Dekoration

Mit Feinheiten und Kleinigkeiten den Wohncharakter optimieren

Eleganter Strauß gemischter Blumen in einer Glasvase mit sanfter Beleuchtung.

Dekoration: Den Grundcharakter eines Hauses, einer Wohnung oder eines Raumes bestimmt die Inneneinrichtung. Doch selbst wenn das Mobiliar vollständig, die Wände gefärbt und der Bodenbelag ausgesucht wurden, fehlt der individuelle und persönliche Charme, der primär durch Dekorationen gelingt. Dabei muss es nicht immer aufwendig und auffällig sein, oft ist weniger sogar mehr. Es gibt einige Grundelemente und Dinge, die in keiner Wohnung fehlen sollten.

Mit Vasen gelingt mit und ohne Blumen mehr Behaglichkeit

Gefäße aus Glas, Keramik oder Ton sind wahre Verwandlungskünstler auf dem Sideboard oder dem Esstisch. Sie füllen leere Ecken, ohne den Raum zu überladen, und bringen Struktur in die Einrichtung.

Bauchige Vasen aus farbigem Glas fangen das Tageslicht ein und werfen sanfte Reflexe an die Wand. Im Frühjahr und Sommer bieten sie Platz für frische Schnittblumen, während im Herbst schlichte, getrocknete Gräser oder markante Zweige für eine herbstliche Stimmung sorgen.

Wer es minimalistisch mag, lässt die Objekte einfach für sich stehen. Eine Gruppe aus drei unterschiedlich hohen Keramikvasen wirkt wie ein eigenständiges Kunstobjekt und strahlt auch ohne botanischen Inhalt eine angenehme Ruhe aus.

Elegante Lampen schaffen Beleuchtung und Erholung

Für gemütliche Stimmung am Abend ist Licht wichtig, das Deckenlicht aber zu hell und zu steril.
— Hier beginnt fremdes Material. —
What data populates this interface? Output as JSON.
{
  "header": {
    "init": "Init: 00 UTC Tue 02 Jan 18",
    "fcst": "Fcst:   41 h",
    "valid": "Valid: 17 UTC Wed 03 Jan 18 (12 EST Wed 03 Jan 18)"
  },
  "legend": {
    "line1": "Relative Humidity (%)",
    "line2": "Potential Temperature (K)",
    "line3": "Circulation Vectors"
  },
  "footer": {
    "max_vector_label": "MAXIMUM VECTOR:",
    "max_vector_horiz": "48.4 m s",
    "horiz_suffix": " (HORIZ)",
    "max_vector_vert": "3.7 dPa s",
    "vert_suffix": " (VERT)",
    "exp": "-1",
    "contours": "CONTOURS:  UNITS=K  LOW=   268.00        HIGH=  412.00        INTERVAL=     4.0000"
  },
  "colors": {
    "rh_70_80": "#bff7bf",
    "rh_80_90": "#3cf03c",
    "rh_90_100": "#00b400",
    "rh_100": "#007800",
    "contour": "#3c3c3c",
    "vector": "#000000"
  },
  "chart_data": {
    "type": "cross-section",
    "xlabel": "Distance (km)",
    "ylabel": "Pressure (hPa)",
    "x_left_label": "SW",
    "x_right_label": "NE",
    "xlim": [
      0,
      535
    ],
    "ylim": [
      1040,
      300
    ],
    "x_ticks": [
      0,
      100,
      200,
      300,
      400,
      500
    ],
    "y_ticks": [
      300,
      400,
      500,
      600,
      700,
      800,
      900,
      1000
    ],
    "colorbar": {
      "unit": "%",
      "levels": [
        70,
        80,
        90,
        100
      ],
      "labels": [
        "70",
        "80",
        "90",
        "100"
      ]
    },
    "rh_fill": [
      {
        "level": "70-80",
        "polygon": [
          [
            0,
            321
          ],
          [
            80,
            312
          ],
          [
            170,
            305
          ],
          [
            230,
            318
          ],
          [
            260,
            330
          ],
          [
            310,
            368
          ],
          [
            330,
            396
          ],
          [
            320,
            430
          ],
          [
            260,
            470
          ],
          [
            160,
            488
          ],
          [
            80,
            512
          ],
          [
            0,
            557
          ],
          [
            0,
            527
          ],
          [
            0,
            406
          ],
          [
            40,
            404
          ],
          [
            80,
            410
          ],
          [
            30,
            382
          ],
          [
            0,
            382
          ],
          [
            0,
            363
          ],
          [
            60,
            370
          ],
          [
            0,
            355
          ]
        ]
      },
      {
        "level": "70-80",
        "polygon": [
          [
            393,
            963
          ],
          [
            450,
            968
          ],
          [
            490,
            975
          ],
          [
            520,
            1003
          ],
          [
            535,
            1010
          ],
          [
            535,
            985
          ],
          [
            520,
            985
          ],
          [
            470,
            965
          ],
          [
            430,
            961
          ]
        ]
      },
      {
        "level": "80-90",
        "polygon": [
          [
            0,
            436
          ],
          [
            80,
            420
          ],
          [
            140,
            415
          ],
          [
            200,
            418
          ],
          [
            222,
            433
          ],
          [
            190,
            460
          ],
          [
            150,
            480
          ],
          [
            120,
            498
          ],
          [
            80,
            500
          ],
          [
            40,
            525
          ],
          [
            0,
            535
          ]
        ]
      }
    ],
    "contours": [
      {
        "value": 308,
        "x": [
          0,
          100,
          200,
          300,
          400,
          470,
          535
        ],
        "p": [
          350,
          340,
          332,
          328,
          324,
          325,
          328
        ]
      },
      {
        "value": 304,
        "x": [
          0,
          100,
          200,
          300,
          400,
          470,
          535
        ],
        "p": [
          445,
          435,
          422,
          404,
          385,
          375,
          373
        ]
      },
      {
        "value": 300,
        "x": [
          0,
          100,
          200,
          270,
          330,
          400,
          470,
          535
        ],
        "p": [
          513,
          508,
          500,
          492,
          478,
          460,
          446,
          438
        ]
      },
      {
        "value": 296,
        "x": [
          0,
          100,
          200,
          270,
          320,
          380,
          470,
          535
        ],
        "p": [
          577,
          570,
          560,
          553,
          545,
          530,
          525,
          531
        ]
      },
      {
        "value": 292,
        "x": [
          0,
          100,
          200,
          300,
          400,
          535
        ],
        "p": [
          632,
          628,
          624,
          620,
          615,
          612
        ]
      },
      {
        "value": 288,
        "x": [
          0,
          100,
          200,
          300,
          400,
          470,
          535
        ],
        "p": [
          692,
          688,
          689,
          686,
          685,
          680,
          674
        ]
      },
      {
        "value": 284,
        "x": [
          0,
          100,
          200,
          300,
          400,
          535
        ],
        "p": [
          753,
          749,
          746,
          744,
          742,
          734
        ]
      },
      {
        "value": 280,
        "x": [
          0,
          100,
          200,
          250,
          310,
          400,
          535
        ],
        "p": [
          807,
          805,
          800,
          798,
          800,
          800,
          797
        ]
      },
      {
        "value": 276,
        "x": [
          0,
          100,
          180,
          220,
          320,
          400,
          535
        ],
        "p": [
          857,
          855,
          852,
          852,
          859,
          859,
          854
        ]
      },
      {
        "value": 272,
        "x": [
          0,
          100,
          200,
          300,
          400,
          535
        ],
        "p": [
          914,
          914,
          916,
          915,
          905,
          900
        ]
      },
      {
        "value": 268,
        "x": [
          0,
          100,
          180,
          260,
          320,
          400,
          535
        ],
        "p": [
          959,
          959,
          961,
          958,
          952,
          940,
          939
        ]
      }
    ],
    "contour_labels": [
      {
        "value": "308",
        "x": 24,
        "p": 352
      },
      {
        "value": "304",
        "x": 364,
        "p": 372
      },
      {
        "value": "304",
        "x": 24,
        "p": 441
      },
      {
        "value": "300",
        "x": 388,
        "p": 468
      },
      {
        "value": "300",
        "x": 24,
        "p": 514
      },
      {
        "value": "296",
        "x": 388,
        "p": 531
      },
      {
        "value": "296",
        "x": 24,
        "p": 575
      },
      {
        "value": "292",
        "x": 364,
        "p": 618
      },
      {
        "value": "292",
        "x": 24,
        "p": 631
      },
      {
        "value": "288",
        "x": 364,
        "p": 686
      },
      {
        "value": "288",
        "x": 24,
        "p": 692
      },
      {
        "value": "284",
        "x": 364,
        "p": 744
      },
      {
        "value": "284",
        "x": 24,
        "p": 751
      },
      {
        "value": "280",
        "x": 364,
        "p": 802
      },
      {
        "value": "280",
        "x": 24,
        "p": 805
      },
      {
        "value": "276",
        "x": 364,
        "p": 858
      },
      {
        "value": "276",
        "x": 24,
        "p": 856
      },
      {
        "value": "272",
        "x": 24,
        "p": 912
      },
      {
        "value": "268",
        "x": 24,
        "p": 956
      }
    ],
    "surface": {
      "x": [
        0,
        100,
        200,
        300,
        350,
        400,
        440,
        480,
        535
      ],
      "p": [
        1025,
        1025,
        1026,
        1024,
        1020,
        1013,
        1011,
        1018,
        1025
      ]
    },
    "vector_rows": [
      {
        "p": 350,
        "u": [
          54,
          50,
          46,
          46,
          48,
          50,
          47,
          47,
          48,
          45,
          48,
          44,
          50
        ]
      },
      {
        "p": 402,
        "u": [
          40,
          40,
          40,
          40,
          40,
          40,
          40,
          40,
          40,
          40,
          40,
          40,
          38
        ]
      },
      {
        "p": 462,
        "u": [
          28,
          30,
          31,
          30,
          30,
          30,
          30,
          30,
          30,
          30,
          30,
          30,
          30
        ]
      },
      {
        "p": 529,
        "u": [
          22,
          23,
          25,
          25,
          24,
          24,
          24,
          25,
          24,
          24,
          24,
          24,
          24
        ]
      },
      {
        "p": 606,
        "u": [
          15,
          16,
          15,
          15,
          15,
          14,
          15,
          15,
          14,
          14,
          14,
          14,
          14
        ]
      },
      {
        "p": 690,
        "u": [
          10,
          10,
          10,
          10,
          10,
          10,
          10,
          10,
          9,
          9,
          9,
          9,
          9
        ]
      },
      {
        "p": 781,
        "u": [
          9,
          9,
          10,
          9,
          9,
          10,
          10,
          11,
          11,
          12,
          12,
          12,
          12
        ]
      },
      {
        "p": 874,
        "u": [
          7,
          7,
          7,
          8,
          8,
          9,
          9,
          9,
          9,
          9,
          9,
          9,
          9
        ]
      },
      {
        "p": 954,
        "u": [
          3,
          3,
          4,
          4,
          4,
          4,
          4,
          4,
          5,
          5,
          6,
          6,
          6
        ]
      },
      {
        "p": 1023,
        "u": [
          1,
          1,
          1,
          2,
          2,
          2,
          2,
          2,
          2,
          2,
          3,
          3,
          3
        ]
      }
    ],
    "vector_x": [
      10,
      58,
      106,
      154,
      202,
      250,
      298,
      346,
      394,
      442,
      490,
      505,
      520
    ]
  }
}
Viele kleine Lichtquellen erschaffen zusammen eine behagliche Tiefe. Das kann eine elegante Tischleuchte mit einem Stofftisch auf dem Beistelltisch oder auch eine schmale Stehlampe neben dem Sessel sein. So werden gemütliche Lichtinseln erzeugt und das warmweiße Licht entspannt die angestrengten Augen am Abend.

 

Holzfiguren und Figuren sorgen für Individualität

Möbel von der Stange sehen oft schick aus, lassen den Raum aber austauschbar wirken. Persönliche Akzente, die nicht in jedem Einrichtungsgeschäft zu finden sind, brechen diese Monotonie auf.

1. Naturmaterialien: Kleine Holzfiguren, etwa skandinavische Holzvögel, bringen organische Formen und Wärme in das Gesamtbild.
2. Fundstücke: Mitbringsel aus dem letzten Urlaub oder Erbstücke mit Geschichte verleihen den Regalen eine eigene Seele.
3. Platzierung: Solche Objekte sollten nicht wahllos verstreut, sondern in kleinen Arrangements platziert werden.

Diese Skulpturen fesseln den Blick des Betrachters und laden dazu ein, näher hinzuschauen. Sie spiegeln den Charakter der Bewohner wider und heben das Zimmer von der Masse ab.

Kerzenhalter kommen auf Regalen gut zur Geltung

Das sanfte Flackern einer echten Flamme lässt sich durch kein künstliches Licht ersetzen. Kerzenständer sind daher funktionale Deko-Elemente, die sowohl tagsüber als auch abends eine gute Figur machen.

Wenn so ein Halter aus mattem Metall oder rustikalem Stein auf einer Holzoberfläche steht, wird es gemütlich. Das Spiel mit unterschiedlichen Materialien punktet und wenn dann bei heruntergelassenem Rollladen noch die Kerze leuchtet, ist der ganze Raum entspannt.

Wanddekorationen und Poster sind ein Muss

Kahle Wände wirken kühl und ungemütlich, fast wie in einer Galerie vor der Eröffnung. Bilder und Kunstdrucke sind das einfachste Mittel, um Farbe und Leben in den Raum zu bringen.

Poster im Großformat setzen ein klares Statement über dem Sofa, während eine kunstvoll arrangierte Bilderwand aus kleineren Rahmen über der Kommode für Abwechslung sorgt. Wichtig ist es, bei den Rahmen und den Farben der Motive einer klaren Linie treu zu bleiben, damit das Gesamtbild harmonisch bleibt. Ob abstrakte Kunst, botanische Prints oder Schwarz-Weiß-Fotografien, die Kunst an der Wand bindet die restlichen Elemente des Raumes zusammen und rundet das Wohnkonzept perfekt ab.